Monday, September 19, 2016

Overkill

On a positive note, that floor was never going to make a sound.

That's about the only good thing you can say about it.

When we bought our house, in late 1999, we were lucky enough to see the construction first-hand. All that had been laid was the foundation and we had been through the model home. Through the negotiations with the bank, the outer frame was erected and by the time our purchase was signed, sealed, and delivered, the roof was in place and construction had begun on the second floor.

We took delight in visiting the design office for the builder: picking out colours and patterns for the ceramic tiles, the counter tops, the cupboards, the carpet, and the vinyl flooring for the kitchen floor.

We could have gone with ceramic tile in the kitchen, but I remembered living in one of my parents' homes, where we had ceramic. Anything that fell out of your hands, anything that hit that floor: it was gone. One autumn evening, I had just cut myself a slice of pumpkin pie, had delivered it to a ceramic plate, had smothered it in whipped cream. As I headed to the table, the plate slipped from my young hands. I remember it clearly, how the plate managed to turn upside-down, how it landed perfectly flat against the kitchen floor. The whipped cream escaped first, spraying outward in all directions. Next, came the pumpkin filling, like Play-Doh squeezing out. The plate spread, too, only slightly cushioned by the pie: instead of a crisp shatter, it made more of a "pop" sound.

No. No ceramic in the kitchen.

DW and I also had our sights set on children, and that gave us even more reason to have a nice, cushioned, vinyl floor. We didn't want any toddlers falling on such a hard surface that ceramic brings.

When the builders laid the first floor, they made an error where the vinyl met the carpeted floor near the refrigerator. They cut a squared angle of carpet that cut into the kitchen at a sharp angle. The carpet was too close to the fridge door: if something were dropped there, it would make a mess on the carpet.

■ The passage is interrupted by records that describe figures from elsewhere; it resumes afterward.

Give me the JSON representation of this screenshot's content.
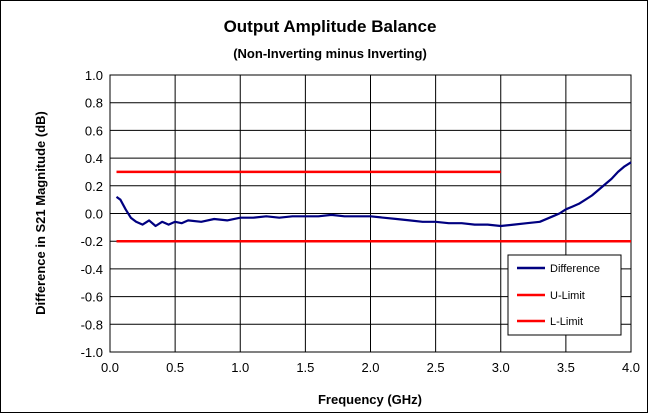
{
  "chart_data": {
    "type": "line",
    "title": "Output Amplitude Balance",
    "subtitle": "(Non-Inverting minus Inverting)",
    "xlabel": "Frequency (GHz)",
    "ylabel": "Difference in S21 Magnitude (dB)",
    "xlim": [
      0.0,
      4.0
    ],
    "ylim": [
      -1.0,
      1.0
    ],
    "x_ticks": [
      "0.0",
      "0.5",
      "1.0",
      "1.5",
      "2.0",
      "2.5",
      "3.0",
      "3.5",
      "4.0"
    ],
    "y_ticks": [
      "1.0",
      "0.8",
      "0.6",
      "0.4",
      "0.2",
      "0.0",
      "-0.2",
      "-0.4",
      "-0.6",
      "-0.8",
      "-1.0"
    ],
    "grid": true,
    "legend_position": "lower-right",
    "series": [
      {
        "name": "Difference",
        "color": "#000080",
        "x": [
          0.05,
          0.08,
          0.12,
          0.16,
          0.2,
          0.25,
          0.3,
          0.35,
          0.4,
          0.45,
          0.5,
          0.55,
          0.6,
          0.7,
          0.8,
          0.9,
          1.0,
          1.1,
          1.2,
          1.3,
          1.4,
          1.5,
          1.6,
          1.7,
          1.8,
          1.9,
          2.0,
          2.1,
          2.2,
          2.3,
          2.4,
          2.5,
          2.6,
          2.7,
          2.8,
          2.9,
          3.0,
          3.1,
          3.2,
          3.3,
          3.4,
          3.45,
          3.5,
          3.55,
          3.6,
          3.65,
          3.7,
          3.75,
          3.8,
          3.85,
          3.9,
          3.95,
          4.0
        ],
        "y": [
          0.12,
          0.1,
          0.03,
          -0.03,
          -0.06,
          -0.08,
          -0.05,
          -0.09,
          -0.06,
          -0.08,
          -0.06,
          -0.07,
          -0.05,
          -0.06,
          -0.04,
          -0.05,
          -0.03,
          -0.03,
          -0.02,
          -0.03,
          -0.02,
          -0.02,
          -0.02,
          -0.01,
          -0.02,
          -0.02,
          -0.02,
          -0.03,
          -0.04,
          -0.05,
          -0.06,
          -0.06,
          -0.07,
          -0.07,
          -0.08,
          -0.08,
          -0.09,
          -0.08,
          -0.07,
          -0.06,
          -0.02,
          0.0,
          0.03,
          0.05,
          0.07,
          0.1,
          0.13,
          0.17,
          0.21,
          0.25,
          0.3,
          0.34,
          0.37
        ]
      },
      {
        "name": "U-Limit",
        "color": "#ff0000",
        "x": [
          0.05,
          3.0
        ],
        "y": [
          0.3,
          0.3
        ]
      },
      {
        "name": "L-Limit",
        "color": "#ff0000",
        "x": [
          0.05,
          4.0
        ],
        "y": [
          -0.2,
          -0.2
        ]
      }
    ]
  }
}
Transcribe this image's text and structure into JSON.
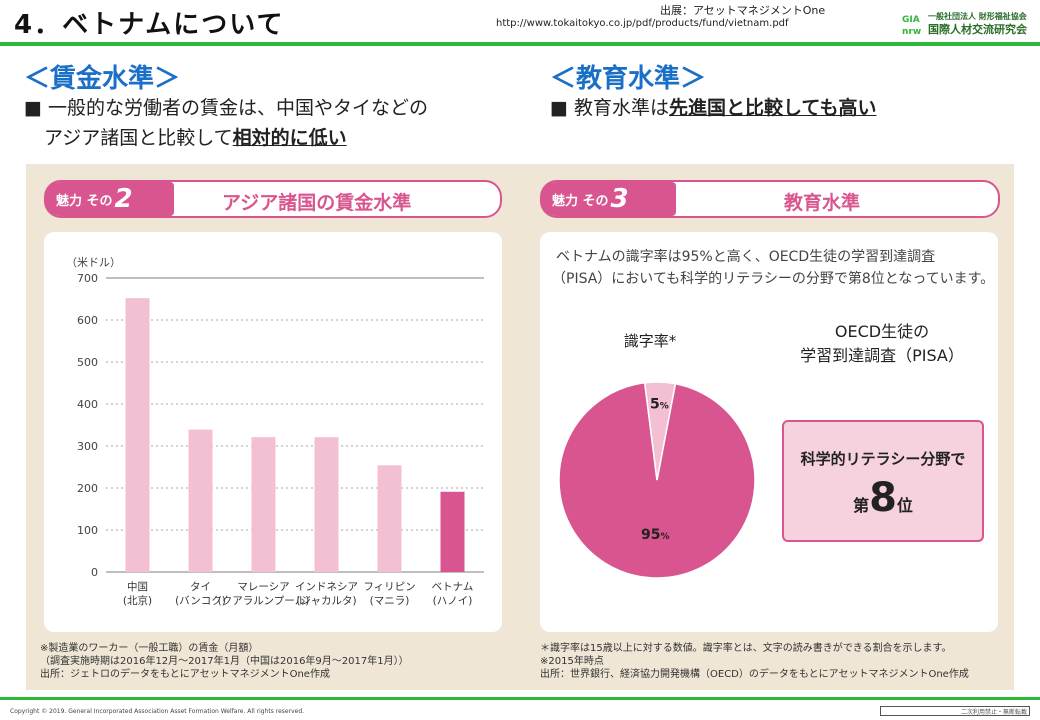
{
  "header": {
    "title": "4．ベトナムについて",
    "source_line1": "出展：アセットマネジメントOne",
    "source_line2": "http://www.tokaitokyo.co.jp/pdf/products/fund/vietnam.pdf",
    "logo_mark": "GIA nrw",
    "logo_line1": "一般社団法人 財形福祉協会",
    "logo_line2": "国際人材交流研究会"
  },
  "left": {
    "heading": "＜賃金水準＞",
    "bullet_line1": "■ 一般的な労働者の賃金は、中国やタイなどの",
    "bullet_line2_prefix": "アジア諸国と比較して",
    "bullet_line2_emph": "相対的に低い"
  },
  "right": {
    "heading": "＜教育水準＞",
    "bullet_prefix": "■ 教育水準は",
    "bullet_emph": "先進国と比較しても高い"
  },
  "card_wage": {
    "badge_text": "魅力 その",
    "badge_num": "2",
    "title": "アジア諸国の賃金水準",
    "notes": [
      "※製造業のワーカー（一般工職）の賃金（月額）",
      "（調査実施時期は2016年12月〜2017年1月（中国は2016年9月〜2017年1月））",
      "出所：ジェトロのデータをもとにアセットマネジメントOne作成"
    ]
  },
  "card_edu": {
    "badge_text": "魅力 その",
    "badge_num": "3",
    "title": "教育水準",
    "text_line1": "ベトナムの識字率は95%と高く、OECD生徒の学習到達調査",
    "text_line2": "（PISA）においても科学的リテラシーの分野で第8位となっています。",
    "pie_title": "識字率*",
    "oecd_line1": "OECD生徒の",
    "oecd_line2": "学習到達調査（PISA）",
    "rank_line1": "科学的リテラシー分野で",
    "rank_prefix": "第",
    "rank_num": "8",
    "rank_suffix": "位",
    "notes": [
      "＊識字率は15歳以上に対する数値。識字率とは、文字の読み書きができる割合を示します。",
      "※2015年時点",
      "出所：世界銀行、経済協力開発機構（OECD）のデータをもとにアセットマネジメントOne作成"
    ]
  },
  "chart_data": [
    {
      "type": "bar",
      "unit_label": "（米ドル）",
      "categories": [
        [
          "中国",
          "(北京)"
        ],
        [
          "タイ",
          "(バンコク)"
        ],
        [
          "マレーシア",
          "(クアラルンプール)"
        ],
        [
          "インドネシア",
          "(ジャカルタ)"
        ],
        [
          "フィリピン",
          "(マニラ)"
        ],
        [
          "ベトナム",
          "(ハノイ)"
        ]
      ],
      "values": [
        652,
        339,
        321,
        321,
        254,
        191
      ],
      "highlight_index": 5,
      "bar_color": "#f2bfd3",
      "highlight_color": "#d9558f",
      "ylim": [
        0,
        700
      ],
      "yticks": [
        0,
        100,
        200,
        300,
        400,
        500,
        600,
        700
      ],
      "grid": true
    },
    {
      "type": "pie",
      "slices": [
        {
          "label": "95",
          "unit": "%",
          "value": 95,
          "color": "#d9558f"
        },
        {
          "label": "5",
          "unit": "%",
          "value": 5,
          "color": "#f2bfd3"
        }
      ]
    }
  ],
  "footer": {
    "copyright": "Copyright © 2019. General Incorporated Association Asset Formation Welfare. All rights reserved.",
    "box_text": "二次利用禁止・無断転載"
  }
}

Because the builders would let us come into the house any time we wanted, we were able to catch the blunder as soon as it had been made. The vinyl was pulled, another section cut, and it was rolled out onto the space.

This time, the builders noticed a huge flaw in the vinyl, right in the middle of the floor. With little time left to complete the kitchen, they rolled a new cutting and laid it on top of the flawed piece.

Extra cushioning for our wee ones.

With our home reno, that vinyl came up again—both layers—for the last time, to make room for hardwood flooring. Our kids are now old enough that they run a low risk of falling, and while wood is harder than vinyl, not everything that hits the floor is destined for destruction.

DW and I pulled up the vinyl with little effort. Same, for the carpet. But in removing the vinyl, we discovered quarter-inch-thick sheets of plywood that raised the vinyl for the kitchen area. All of it had to be removed so that our hardwood was at the same level throughout the reno space and the existing hardwood, in the front half of the house.

The plywood was held in with staples, so we thought it would take no time to pry it up and remove it. What DW and I discovered was that this was the most labour-intensive part of the demolition.

There were a lot of staples in the hardwood. A. Lot.

Prying up the boards was next to impossible because there were just too many staples in place. I had to use a circular saw to cut each sheet of plywood into many squares—some, only about a square foot each. I then had to use a pry bar and sledgehammer to knock the boards loose, and the staples didn't come up with the boards: they stayed in the floor.

The noise was deafening, and I apologized to my neighbours for the racket.

It took me about 15 hours to remove all the sheets. Some where held together with glue, in addition to the staples. In some areas, in the space of a square foot, I counted nearly 100 staples. In banging and prying off the plywood, I strained my shoulder and aggravated the wrist that I fractured, last year. 

But we weren't done.

After the boards had been stripped away, we were left with thousands of staples to remove. And the only way we could do it, properly, was to pull them out one at a time.



Some broke and would require vice grips to pull out. Others were bent and pressed to the floor. DW and I worked tirelessly over three days, putting in nearly 24 hours, to get them out of the wood.

I spent more time on my knees than an alter boy in front of a Catholic priest. (Too soon?)

Blood was drawn. Backs broken. Necks strained. Fingers skinned. Sweat shed.

I don't know what the contractors that laid that floor were thinking. Was it a new staple gun and were they having fun? Were they just trigger-happy? Whatever it was, they made damn sure that that floor wasn't going to make a single sound.

Until it came up. And some of that sound was me, cursing their very existence.